My Dad was a very strict “Vatican I” Catholic. My Mother was brought up a snake-handling Baptist, but converted to Catholicism to marry my Dad. We went to church every Sunday, CCD every Tuesday, and narrowly escaped Catholic school. (Local Public schools were excellent, so no need to spend the money.) Very strict, very upright, the family priest who married my parents also baptized me, and had Thanksgiving and Christmas dinner with us at my Grandparent’s house every year.
Right up until my Dad needed a divorce so that he could sleep with his Argentinian secretary. Suddenly, my Mom switched us to Presbyterian, and started taking us to that church instead. No one from the Catholic church contacted my brother and I in any way to offer support, or even to see if we were all right. We didn’t go back to our Grandparent’s house until decades later when they needed help moving to Florida.

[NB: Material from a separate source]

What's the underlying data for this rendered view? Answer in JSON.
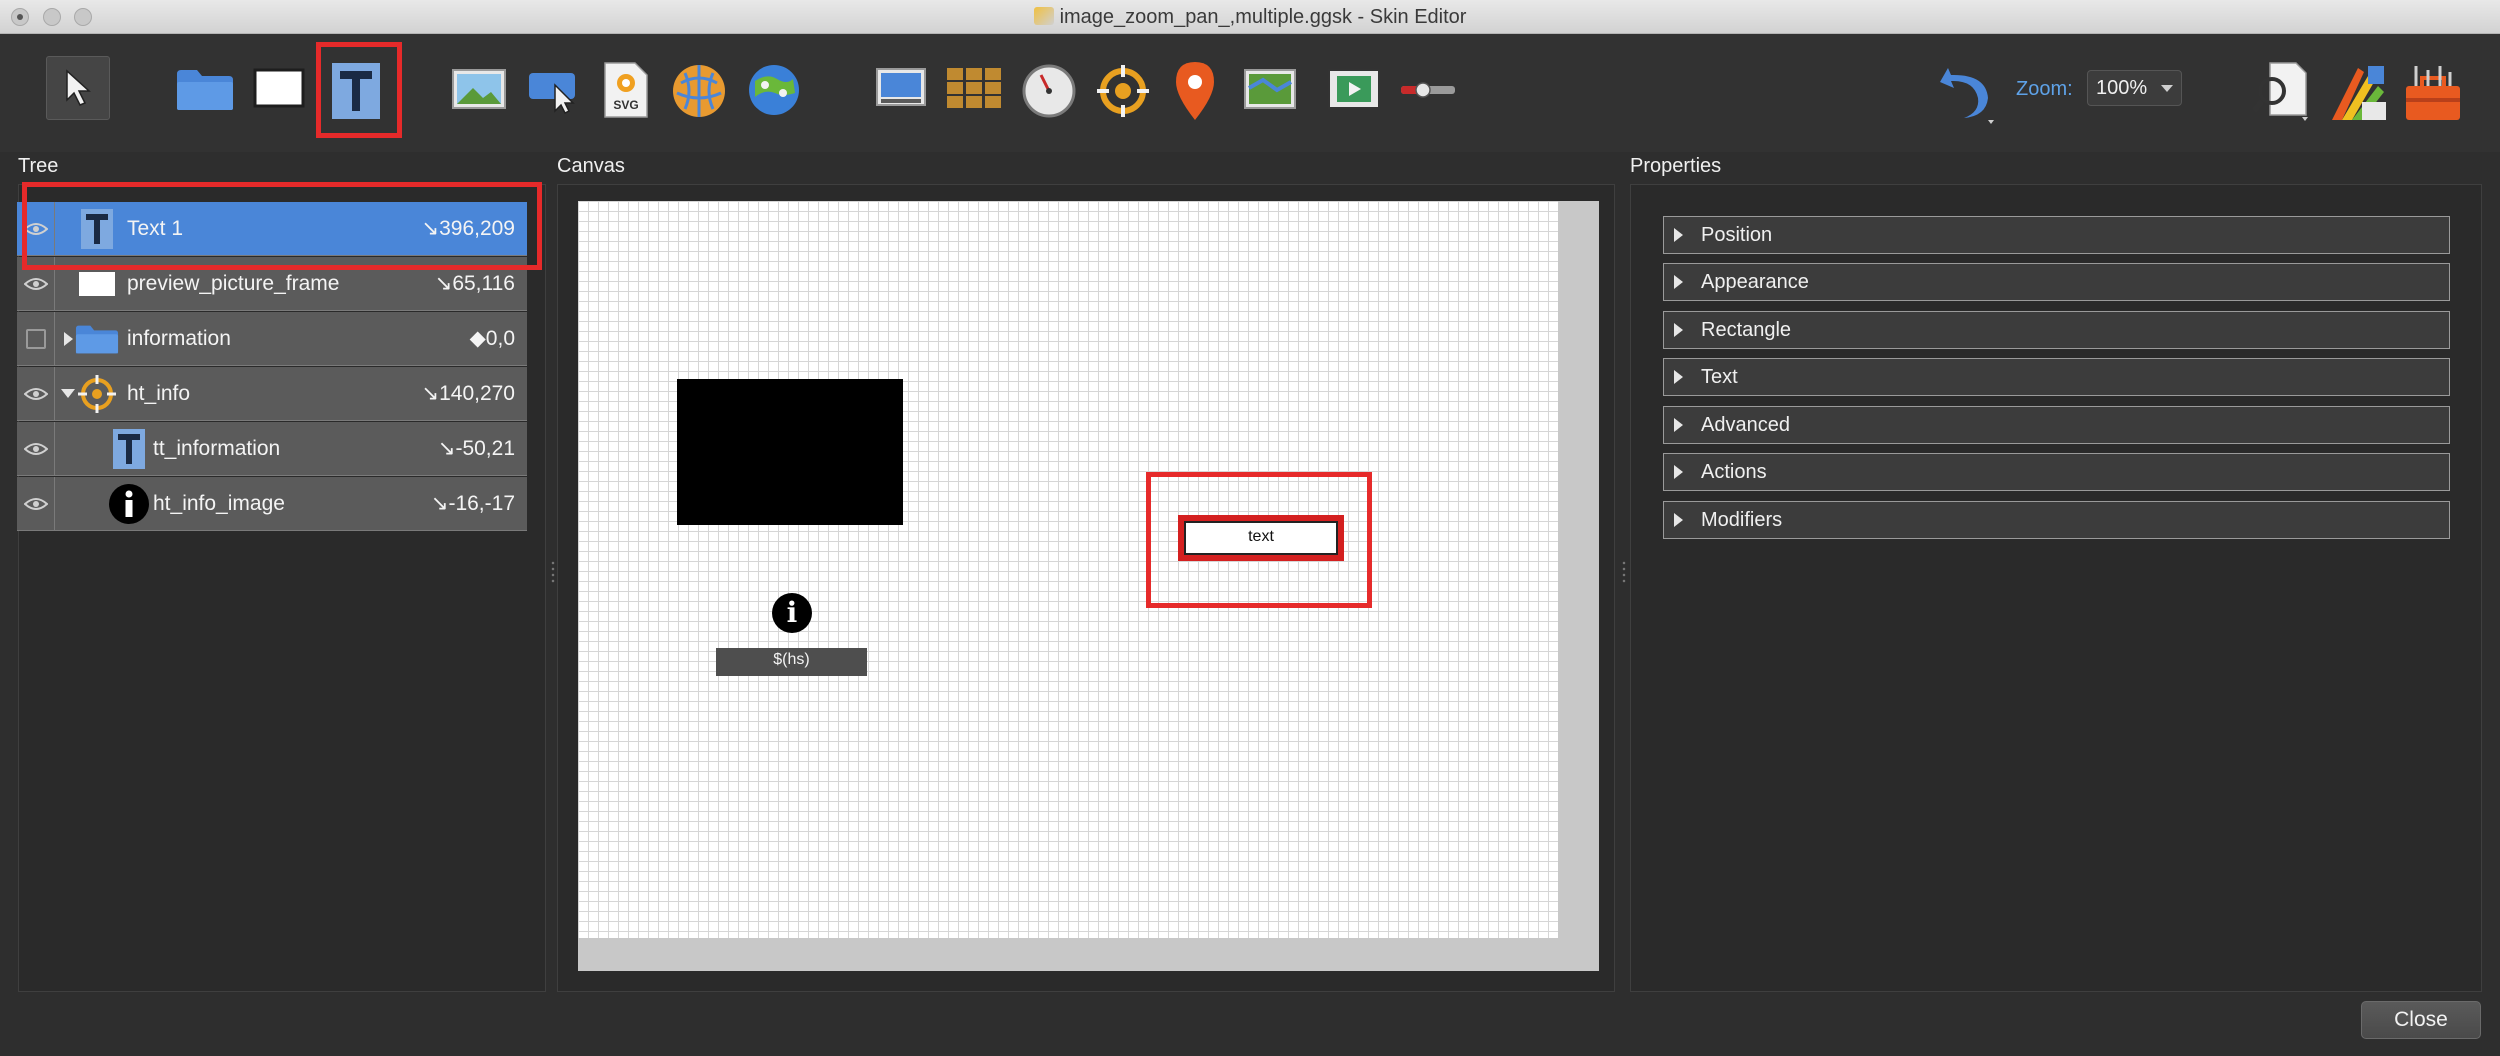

So, Presbyterian. I’m about 10 years old, and I look up at the front of the place, there’s the same guy up there on the same cross, so hey, I’m cool. I sang in the choir, taught Sunday school, went to youth group, it became the stabilizing force in my life. In high school, most of the boys I dated were from church. The occasional retreats gave me a break from my incredibly chaotic home, and probably saved my life.

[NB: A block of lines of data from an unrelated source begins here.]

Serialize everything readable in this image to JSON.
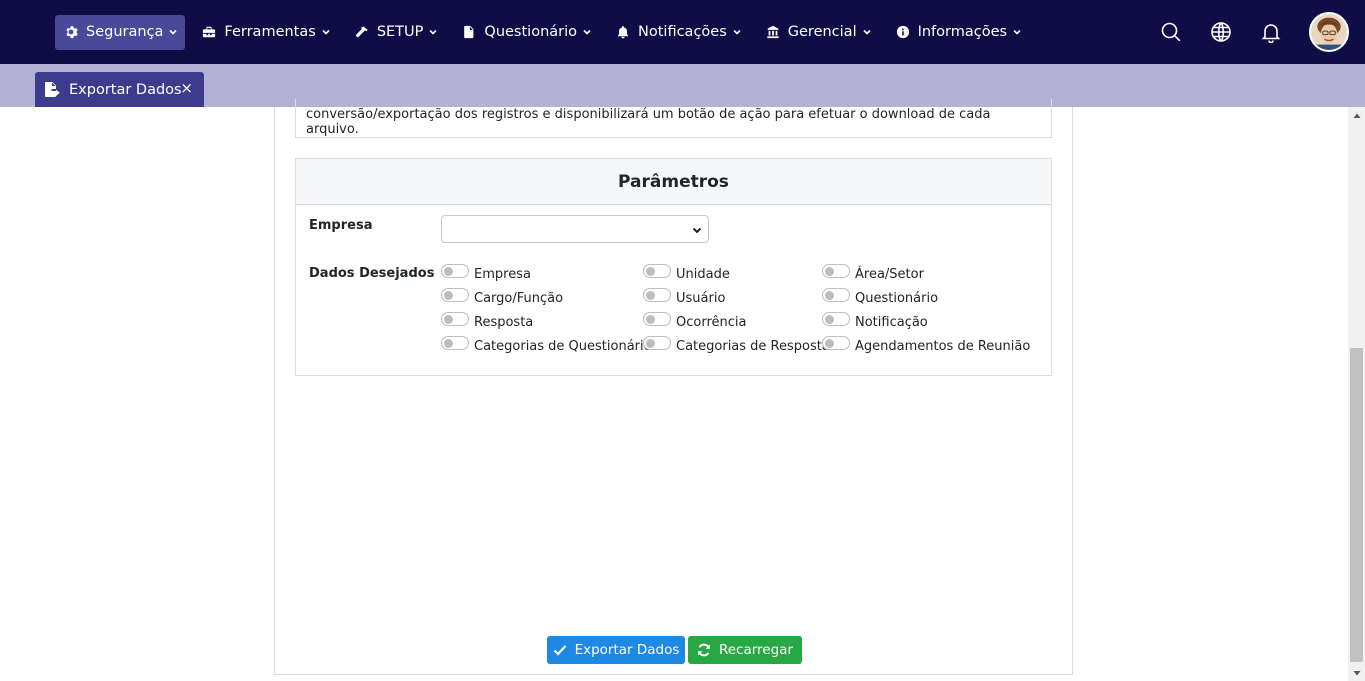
{
  "navbar": {
    "items": [
      {
        "label": "Segurança",
        "icon": "gear-icon",
        "active": true
      },
      {
        "label": "Ferramentas",
        "icon": "toolbox-icon"
      },
      {
        "label": "SETUP",
        "icon": "hammer-icon"
      },
      {
        "label": "Questionário",
        "icon": "file-icon"
      },
      {
        "label": "Notificações",
        "icon": "bell-icon"
      },
      {
        "label": "Gerencial",
        "icon": "building-icon"
      },
      {
        "label": "Informações",
        "icon": "info-circle-icon"
      }
    ],
    "right_icons": [
      "search-icon",
      "globe-icon",
      "bell-outline-icon",
      "user-avatar"
    ]
  },
  "tabs": [
    {
      "label": "Exportar Dados",
      "icon": "file-export-icon",
      "close": "×"
    }
  ],
  "info": {
    "text": "conversão/exportação dos registros e disponibilizará um botão de ação para efetuar o download de cada arquivo."
  },
  "params": {
    "title": "Parâmetros",
    "empresa_label": "Empresa",
    "empresa_value": "",
    "dados_label": "Dados Desejados",
    "options": [
      "Empresa",
      "Unidade",
      "Área/Setor",
      "Cargo/Função",
      "Usuário",
      "Questionário",
      "Resposta",
      "Ocorrência",
      "Notificação",
      "Categorias de Questionários",
      "Categorias de Respostas",
      "Agendamentos de Reunião"
    ]
  },
  "buttons": {
    "export_label": "Exportar Dados",
    "reload_label": "Recarregar"
  },
  "colors": {
    "navbar_bg": "#0f0d46",
    "nav_active_bg": "#4a4899",
    "tabstrip_bg": "#b3b2d6",
    "tab_bg": "#3d3b8e",
    "primary": "#1e88e5",
    "success": "#28a745"
  }
}
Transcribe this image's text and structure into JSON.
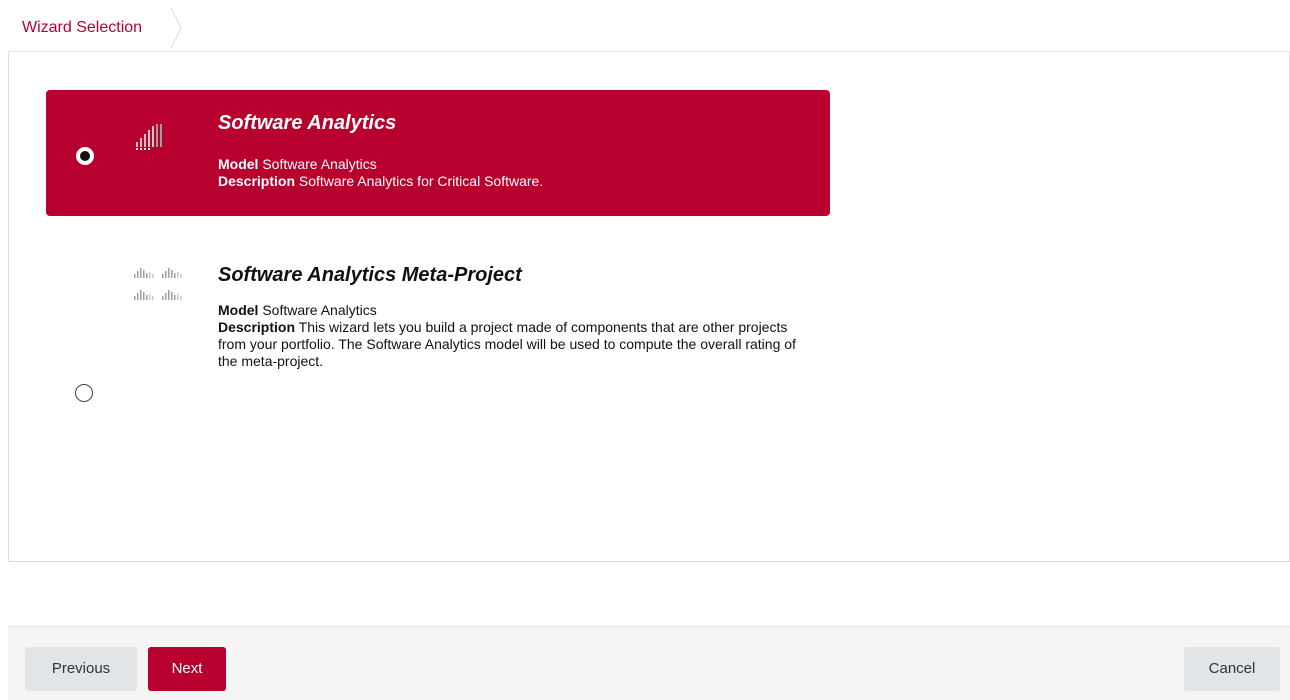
{
  "breadcrumb": {
    "current": "Wizard Selection"
  },
  "wizards": [
    {
      "title": "Software Analytics",
      "model_label": "Model",
      "model_value": "Software Analytics",
      "description_label": "Description",
      "description_value": "Software Analytics for Critical Software.",
      "selected": true,
      "icon": "bar-chart-icon"
    },
    {
      "title": "Software Analytics Meta-Project",
      "model_label": "Model",
      "model_value": "Software Analytics",
      "description_label": "Description",
      "description_value": "This wizard lets you build a project made of components that are other projects from your portfolio. The Software Analytics model will be used to compute the overall rating of the meta-project.",
      "selected": false,
      "icon": "multi-bar-chart-icon"
    }
  ],
  "footer": {
    "previous_label": "Previous",
    "next_label": "Next",
    "cancel_label": "Cancel"
  },
  "colors": {
    "accent": "#b8002e",
    "button_neutral": "#e2e5e8",
    "footer_bg": "#f5f5f5"
  }
}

Until I was 16, and found out that the reason so many of the women of the church treated me like a leper was not, as my Mother had suggested, due to any defect or misbehavior of mine. It was due to the fact that she had been sleeping with the married preacher of the church the whole time we’d been there. His wife was the secretary of my High School as well, and many of the administrators and teachers were not above taking things out on me as well.
So yeah, I didn’t go to church again (Except weddings and funerals) for a couple of decades after that. And no one from the Presbyterian church ever called to check on me. (Except friends my own age who I still hung out with.)
In the end I found a faith that works for me. There are no paid clergy, and no hard rules. There are shared beliefs and spirituality, and a basic respect for all paths to God. So I have a community of faith, without all the trappings that alienated me in the past. And true friendship, from people who reach out to me if I’m away for too long.